TM features a multi-player system which allows up to 42 human players to play at once (any player can step in at any time to perform the actions they want) so no more tedious messing about with turns with computer players filling all the gaps. It's your job to win every single league and cup you can, while raising your own profile. Each manager has a rating, and that rating decides the level of team you can manage. You won't be able to load it the first time and manage Manchester United, for example, but after a couple of seasons, if you've played well enough, your rating should be high enough for you to apply for the job.
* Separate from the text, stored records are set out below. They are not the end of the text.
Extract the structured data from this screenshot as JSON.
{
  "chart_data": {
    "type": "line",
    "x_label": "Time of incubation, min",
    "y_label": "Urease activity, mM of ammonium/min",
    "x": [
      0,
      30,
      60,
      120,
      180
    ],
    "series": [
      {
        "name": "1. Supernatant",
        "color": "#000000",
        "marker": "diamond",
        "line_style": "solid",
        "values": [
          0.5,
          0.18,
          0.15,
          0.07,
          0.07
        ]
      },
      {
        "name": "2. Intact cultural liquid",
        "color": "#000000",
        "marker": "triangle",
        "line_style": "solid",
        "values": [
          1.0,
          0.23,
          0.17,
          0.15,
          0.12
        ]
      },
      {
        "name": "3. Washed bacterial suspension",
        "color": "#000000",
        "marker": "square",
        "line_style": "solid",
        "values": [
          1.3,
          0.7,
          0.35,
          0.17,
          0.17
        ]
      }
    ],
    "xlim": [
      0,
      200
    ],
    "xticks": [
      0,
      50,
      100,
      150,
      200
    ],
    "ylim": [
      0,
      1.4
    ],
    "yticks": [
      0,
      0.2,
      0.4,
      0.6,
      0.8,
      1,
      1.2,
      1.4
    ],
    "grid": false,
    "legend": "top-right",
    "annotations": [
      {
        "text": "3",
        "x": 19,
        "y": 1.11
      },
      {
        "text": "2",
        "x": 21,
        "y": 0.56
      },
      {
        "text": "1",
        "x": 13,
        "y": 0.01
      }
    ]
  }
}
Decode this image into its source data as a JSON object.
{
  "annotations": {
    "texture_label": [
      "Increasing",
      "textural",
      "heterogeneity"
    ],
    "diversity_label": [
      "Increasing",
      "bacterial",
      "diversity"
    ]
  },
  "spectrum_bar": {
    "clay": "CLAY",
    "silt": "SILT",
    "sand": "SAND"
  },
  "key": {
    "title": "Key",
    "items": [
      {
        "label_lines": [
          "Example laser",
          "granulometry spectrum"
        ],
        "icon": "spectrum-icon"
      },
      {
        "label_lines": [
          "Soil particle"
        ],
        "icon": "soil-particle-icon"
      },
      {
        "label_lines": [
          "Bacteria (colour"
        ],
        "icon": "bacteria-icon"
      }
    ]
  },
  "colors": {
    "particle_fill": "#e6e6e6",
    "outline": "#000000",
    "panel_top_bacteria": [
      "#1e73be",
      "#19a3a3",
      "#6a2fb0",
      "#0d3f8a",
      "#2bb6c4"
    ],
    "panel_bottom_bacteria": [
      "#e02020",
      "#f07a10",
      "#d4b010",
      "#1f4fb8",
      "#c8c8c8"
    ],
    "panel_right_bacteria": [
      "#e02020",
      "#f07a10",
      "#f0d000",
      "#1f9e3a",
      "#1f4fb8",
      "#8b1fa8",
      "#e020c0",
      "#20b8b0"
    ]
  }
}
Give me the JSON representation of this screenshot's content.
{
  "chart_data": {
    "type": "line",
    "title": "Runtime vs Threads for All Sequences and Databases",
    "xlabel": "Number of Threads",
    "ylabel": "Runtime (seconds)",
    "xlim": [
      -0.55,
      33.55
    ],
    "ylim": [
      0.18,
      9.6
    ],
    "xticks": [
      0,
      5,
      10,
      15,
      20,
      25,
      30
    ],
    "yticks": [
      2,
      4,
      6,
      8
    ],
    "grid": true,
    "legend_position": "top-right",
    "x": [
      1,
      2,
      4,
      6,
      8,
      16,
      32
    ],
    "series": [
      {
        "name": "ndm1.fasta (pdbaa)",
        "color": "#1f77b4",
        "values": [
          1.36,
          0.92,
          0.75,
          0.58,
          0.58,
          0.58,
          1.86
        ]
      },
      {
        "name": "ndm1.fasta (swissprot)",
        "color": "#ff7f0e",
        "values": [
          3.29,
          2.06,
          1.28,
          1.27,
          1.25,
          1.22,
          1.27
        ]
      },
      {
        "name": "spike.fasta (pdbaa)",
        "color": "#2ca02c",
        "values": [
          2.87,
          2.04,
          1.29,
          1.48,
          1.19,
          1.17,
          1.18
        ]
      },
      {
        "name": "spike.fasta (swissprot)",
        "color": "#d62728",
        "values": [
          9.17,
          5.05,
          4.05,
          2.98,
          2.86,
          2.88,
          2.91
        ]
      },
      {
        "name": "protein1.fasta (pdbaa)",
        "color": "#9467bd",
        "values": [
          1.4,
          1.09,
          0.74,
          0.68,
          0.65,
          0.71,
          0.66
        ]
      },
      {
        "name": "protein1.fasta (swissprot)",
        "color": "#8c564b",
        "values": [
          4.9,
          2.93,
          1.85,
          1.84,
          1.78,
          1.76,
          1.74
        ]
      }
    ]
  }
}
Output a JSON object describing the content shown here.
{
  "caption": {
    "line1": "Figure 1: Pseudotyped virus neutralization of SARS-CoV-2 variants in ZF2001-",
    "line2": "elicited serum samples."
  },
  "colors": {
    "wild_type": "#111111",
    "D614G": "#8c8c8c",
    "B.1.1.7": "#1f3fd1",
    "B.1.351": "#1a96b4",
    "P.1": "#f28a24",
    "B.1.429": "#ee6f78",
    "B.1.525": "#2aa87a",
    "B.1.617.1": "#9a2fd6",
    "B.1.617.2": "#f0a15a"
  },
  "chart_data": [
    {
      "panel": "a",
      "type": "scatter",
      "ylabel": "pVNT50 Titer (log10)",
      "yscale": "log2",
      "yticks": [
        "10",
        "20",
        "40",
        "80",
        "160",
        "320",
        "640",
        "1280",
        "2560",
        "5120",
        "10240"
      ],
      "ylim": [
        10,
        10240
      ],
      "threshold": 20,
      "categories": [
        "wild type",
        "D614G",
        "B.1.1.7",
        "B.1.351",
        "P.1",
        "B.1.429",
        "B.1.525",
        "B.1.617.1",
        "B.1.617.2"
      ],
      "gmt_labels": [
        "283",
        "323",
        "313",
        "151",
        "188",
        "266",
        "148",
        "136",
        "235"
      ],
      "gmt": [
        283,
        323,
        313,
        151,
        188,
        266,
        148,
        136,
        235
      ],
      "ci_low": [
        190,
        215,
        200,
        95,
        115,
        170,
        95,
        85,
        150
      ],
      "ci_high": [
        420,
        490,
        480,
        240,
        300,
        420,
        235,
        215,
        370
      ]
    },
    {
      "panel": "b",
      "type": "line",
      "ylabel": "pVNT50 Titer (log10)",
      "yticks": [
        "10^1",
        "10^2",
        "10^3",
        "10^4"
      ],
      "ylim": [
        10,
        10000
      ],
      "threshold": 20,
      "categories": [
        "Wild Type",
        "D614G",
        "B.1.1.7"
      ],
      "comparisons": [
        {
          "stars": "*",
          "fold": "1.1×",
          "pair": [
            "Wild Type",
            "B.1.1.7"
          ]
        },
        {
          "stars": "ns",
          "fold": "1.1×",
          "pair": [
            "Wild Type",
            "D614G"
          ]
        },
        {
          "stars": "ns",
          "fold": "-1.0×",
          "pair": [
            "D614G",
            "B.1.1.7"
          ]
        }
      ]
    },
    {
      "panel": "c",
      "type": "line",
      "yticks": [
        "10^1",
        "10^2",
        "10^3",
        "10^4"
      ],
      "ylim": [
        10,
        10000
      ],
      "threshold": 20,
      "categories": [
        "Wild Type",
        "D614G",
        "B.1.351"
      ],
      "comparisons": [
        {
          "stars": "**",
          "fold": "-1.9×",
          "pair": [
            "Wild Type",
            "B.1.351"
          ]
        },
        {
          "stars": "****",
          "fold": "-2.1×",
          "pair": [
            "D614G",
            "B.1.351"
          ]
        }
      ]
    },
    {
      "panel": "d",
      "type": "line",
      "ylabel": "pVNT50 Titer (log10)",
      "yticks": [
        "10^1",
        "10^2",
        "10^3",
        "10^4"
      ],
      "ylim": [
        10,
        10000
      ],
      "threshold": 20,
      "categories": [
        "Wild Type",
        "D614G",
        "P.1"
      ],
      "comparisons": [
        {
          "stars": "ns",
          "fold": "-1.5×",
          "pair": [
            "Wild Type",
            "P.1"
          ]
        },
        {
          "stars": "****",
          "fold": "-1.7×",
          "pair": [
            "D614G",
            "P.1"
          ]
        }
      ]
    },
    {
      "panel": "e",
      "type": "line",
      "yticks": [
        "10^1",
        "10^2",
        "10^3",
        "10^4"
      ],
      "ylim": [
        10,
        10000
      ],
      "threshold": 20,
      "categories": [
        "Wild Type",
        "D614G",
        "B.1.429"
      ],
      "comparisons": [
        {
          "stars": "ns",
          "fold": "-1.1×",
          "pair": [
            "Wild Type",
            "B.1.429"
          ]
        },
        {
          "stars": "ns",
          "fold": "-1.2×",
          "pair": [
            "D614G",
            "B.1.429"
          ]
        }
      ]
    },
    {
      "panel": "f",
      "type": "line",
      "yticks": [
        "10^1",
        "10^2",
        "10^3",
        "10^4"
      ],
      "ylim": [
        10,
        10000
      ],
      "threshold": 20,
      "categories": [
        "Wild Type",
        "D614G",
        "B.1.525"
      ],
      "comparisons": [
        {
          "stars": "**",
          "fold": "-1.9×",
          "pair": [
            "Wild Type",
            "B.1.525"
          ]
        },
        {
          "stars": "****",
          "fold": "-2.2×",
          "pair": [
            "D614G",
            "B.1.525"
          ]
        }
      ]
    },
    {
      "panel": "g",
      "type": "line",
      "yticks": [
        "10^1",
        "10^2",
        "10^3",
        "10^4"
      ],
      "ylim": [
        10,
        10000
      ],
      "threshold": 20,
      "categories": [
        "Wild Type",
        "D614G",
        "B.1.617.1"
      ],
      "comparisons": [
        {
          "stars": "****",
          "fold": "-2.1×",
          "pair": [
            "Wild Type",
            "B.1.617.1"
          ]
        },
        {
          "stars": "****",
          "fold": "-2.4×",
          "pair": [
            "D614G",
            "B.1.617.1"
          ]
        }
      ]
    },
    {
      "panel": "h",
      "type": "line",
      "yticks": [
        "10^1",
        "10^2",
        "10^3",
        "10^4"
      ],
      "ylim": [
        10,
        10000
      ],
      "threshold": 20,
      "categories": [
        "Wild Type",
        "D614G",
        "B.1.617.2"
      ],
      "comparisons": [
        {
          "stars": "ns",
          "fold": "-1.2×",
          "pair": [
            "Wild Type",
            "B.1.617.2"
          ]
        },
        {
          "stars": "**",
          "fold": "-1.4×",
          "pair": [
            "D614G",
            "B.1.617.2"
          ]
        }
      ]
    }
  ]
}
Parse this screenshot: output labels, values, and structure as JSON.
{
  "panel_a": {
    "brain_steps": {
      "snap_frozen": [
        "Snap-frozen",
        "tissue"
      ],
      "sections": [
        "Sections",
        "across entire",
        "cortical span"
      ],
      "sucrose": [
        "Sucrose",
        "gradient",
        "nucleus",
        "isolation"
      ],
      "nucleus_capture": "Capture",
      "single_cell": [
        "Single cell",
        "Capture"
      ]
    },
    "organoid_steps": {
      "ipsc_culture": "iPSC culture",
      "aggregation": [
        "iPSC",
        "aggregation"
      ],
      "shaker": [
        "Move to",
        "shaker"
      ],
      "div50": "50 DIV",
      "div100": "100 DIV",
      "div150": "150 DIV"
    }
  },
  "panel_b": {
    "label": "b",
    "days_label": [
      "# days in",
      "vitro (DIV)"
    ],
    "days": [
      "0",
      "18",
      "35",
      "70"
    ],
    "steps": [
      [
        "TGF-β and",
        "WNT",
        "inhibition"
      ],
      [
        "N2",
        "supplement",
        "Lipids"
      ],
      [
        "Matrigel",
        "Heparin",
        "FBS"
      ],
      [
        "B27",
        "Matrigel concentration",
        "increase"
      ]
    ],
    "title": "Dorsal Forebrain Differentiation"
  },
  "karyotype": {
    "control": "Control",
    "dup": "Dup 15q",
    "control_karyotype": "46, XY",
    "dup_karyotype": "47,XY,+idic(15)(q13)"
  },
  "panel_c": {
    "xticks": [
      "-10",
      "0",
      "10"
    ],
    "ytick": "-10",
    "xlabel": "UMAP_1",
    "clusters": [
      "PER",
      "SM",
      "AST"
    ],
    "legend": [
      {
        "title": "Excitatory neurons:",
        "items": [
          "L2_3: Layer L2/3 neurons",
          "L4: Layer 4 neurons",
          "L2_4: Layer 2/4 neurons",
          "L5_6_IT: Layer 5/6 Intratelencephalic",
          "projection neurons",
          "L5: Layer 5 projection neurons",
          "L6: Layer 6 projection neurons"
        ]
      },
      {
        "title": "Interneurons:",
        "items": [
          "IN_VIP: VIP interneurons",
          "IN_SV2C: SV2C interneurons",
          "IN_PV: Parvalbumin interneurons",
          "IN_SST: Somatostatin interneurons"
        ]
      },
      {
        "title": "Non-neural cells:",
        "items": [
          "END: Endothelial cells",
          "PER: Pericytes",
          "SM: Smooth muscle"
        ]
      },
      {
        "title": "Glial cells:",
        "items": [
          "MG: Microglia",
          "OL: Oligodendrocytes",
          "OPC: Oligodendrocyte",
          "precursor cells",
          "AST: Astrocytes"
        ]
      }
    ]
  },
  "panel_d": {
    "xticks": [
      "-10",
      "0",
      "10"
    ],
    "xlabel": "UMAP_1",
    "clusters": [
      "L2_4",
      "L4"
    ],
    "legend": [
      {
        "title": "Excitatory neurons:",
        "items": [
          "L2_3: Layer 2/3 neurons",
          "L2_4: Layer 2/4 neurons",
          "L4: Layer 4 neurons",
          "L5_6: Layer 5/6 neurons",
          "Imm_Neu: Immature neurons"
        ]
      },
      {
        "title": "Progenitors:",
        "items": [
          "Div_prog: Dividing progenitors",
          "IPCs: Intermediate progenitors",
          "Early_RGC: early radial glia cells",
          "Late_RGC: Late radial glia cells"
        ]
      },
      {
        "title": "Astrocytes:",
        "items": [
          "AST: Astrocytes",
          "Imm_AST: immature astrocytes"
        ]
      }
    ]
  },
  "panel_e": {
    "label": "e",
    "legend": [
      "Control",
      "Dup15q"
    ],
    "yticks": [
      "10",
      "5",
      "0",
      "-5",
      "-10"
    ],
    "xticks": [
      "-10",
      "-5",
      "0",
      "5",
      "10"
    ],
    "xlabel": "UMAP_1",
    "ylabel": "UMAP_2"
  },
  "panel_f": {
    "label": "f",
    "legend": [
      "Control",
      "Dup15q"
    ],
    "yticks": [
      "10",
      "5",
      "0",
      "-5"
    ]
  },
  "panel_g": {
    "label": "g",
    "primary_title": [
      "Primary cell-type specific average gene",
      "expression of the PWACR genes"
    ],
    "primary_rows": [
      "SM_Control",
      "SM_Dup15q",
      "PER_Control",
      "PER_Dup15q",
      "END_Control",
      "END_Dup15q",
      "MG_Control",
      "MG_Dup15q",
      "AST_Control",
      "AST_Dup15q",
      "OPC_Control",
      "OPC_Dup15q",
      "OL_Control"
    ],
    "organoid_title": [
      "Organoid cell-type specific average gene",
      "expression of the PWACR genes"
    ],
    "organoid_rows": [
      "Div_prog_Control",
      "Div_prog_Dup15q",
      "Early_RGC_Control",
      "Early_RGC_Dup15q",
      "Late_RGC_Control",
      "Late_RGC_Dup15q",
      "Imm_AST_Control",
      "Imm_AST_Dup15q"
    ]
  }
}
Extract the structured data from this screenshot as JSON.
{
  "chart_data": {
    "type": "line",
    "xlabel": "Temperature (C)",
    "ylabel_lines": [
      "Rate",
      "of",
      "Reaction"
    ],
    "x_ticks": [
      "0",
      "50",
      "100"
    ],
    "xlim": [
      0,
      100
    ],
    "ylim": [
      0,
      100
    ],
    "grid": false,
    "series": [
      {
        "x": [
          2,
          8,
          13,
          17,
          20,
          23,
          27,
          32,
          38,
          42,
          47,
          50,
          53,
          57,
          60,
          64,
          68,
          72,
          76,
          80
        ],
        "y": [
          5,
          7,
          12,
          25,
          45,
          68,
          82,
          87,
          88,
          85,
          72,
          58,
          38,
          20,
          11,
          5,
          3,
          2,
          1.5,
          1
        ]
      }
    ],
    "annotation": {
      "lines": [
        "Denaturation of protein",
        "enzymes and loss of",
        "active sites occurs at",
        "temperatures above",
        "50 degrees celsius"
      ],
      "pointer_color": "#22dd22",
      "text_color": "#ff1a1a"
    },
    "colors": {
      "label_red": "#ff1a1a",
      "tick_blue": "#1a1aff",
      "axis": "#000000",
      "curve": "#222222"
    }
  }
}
This game has more menus and options than I could easily mention here, but you'll already know that if you've played this month's coverdisk. You'll also know that the matches are presented in such a way that you actually want to watch them. Three levels of commentary let you in on the action. The simplest, and fastest commentary shows you the goals only. The second commentary gives you all the match highlights and the third gives you ball-by-ball action. The highlights work best, as far as I can see, especially if you enter the 80-minute point a goal down. As you are only told the interesting parts, with a small rectangle moving up and down a drawing of a pitch to show the position, things can actually get quite gripping. Try it for yourself, it's true!

Tactical Manager might not be everyone's cup of tea. It doesn't have the smooth and flashy presentation of many games, and it's simplistic layout may put some people off. However, underneath all of this it has a superb management engine grinding away. Overall, TM is a very absorbing tactical game - one for the kit bag.